The National Academies of Sciences, Engineering, and Medicine convened the committee to study the challenges and opportunities facing military families and what is known about effective strategies for supporting and protecting military children and families and lessons to be learned from these experiences. The committee reviews available data and research on military children and families, including those who have left the military, with attention to differences by race, ethnicity, and other factors.

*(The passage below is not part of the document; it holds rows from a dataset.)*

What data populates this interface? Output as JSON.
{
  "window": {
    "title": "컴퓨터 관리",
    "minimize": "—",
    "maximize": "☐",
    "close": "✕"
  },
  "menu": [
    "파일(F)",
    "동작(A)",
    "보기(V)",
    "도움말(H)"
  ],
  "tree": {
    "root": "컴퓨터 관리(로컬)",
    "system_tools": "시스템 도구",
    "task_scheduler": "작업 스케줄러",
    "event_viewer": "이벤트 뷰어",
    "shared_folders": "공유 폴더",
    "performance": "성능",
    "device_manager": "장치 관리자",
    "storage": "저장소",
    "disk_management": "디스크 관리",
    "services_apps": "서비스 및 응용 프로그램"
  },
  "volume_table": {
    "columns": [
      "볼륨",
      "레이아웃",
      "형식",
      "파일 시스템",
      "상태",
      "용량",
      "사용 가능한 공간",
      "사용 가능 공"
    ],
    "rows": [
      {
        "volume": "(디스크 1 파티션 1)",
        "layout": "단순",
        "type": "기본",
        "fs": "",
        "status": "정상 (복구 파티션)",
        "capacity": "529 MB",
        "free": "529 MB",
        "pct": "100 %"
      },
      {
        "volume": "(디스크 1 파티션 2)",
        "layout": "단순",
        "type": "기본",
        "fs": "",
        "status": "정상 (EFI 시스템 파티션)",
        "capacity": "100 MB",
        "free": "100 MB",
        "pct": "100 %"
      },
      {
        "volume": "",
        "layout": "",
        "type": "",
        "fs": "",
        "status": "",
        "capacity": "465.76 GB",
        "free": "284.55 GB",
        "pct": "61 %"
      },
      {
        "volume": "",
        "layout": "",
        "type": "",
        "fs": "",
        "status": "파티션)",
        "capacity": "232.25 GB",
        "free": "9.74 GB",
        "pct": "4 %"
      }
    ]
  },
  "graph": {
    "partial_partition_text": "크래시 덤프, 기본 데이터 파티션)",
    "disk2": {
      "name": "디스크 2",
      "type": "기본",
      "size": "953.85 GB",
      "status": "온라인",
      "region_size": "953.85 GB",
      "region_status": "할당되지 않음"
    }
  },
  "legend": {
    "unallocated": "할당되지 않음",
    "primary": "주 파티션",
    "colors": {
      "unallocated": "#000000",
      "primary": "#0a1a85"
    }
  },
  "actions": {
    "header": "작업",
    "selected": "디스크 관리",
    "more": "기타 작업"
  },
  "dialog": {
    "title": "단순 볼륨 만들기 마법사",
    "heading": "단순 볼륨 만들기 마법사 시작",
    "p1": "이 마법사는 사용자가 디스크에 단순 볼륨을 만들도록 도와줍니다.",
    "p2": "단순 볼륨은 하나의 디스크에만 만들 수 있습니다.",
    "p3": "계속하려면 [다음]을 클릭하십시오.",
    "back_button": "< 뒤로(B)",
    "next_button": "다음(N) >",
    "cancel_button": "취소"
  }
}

Other committee members are:

  • Kenneth W. Kizer, M.D., M.P.H., a distinguished professor and director of the Institute for Population Health Improvement (IPHI) at the University of California, Davis
  • Stephen J. Cozza, M.D., professor of Psychiatry at the Uniformed Services University where he serves as associate director, Center for the Study of Traumatic Stress
  • Ellen DeVoe, MSW, Ph.D., is professor and director of the Doctorate Program at the Boston University School of Social Work
  • Abigail Gewirtz, Ph.D., is the John and Nancy Lindahl Leadership Professor in the Department of Family Social Science and the Institute of Child Development, and director of the Institute for Translational Research in Children’s Mental Health at the University of Minnesota

The committee also reviews related literature on childhood resilience and adversity. Specific topics may include:

  • What can be learned from the positive experiences military families have and the protection conferred on them through supports provided by the Department of Defense and service branches, with attention to specific interventions that have been effective and how they might be used at broader scales and in non-military contexts.
  • How the challenges presented by military life, such as frequent moves, exposure to trauma, and economic and other stresses to parents, influence children’s social-emotional, physical, biochemical, and psychological development, and how those effects may vary across racial, ethnic, and other characteristics.
  • The mechanisms by which resilience can be fostered in military children and families, with attention to the broader literatures on human development, stress exposure, and resilience, as well as available research from other countries.
  • What is needed to strengthen the support system for military families, with attention to consistency of the current system of services and resources across population subgroups, service branches, and military status (including families who have left the military).

Members of the committee will serve two years, the project period.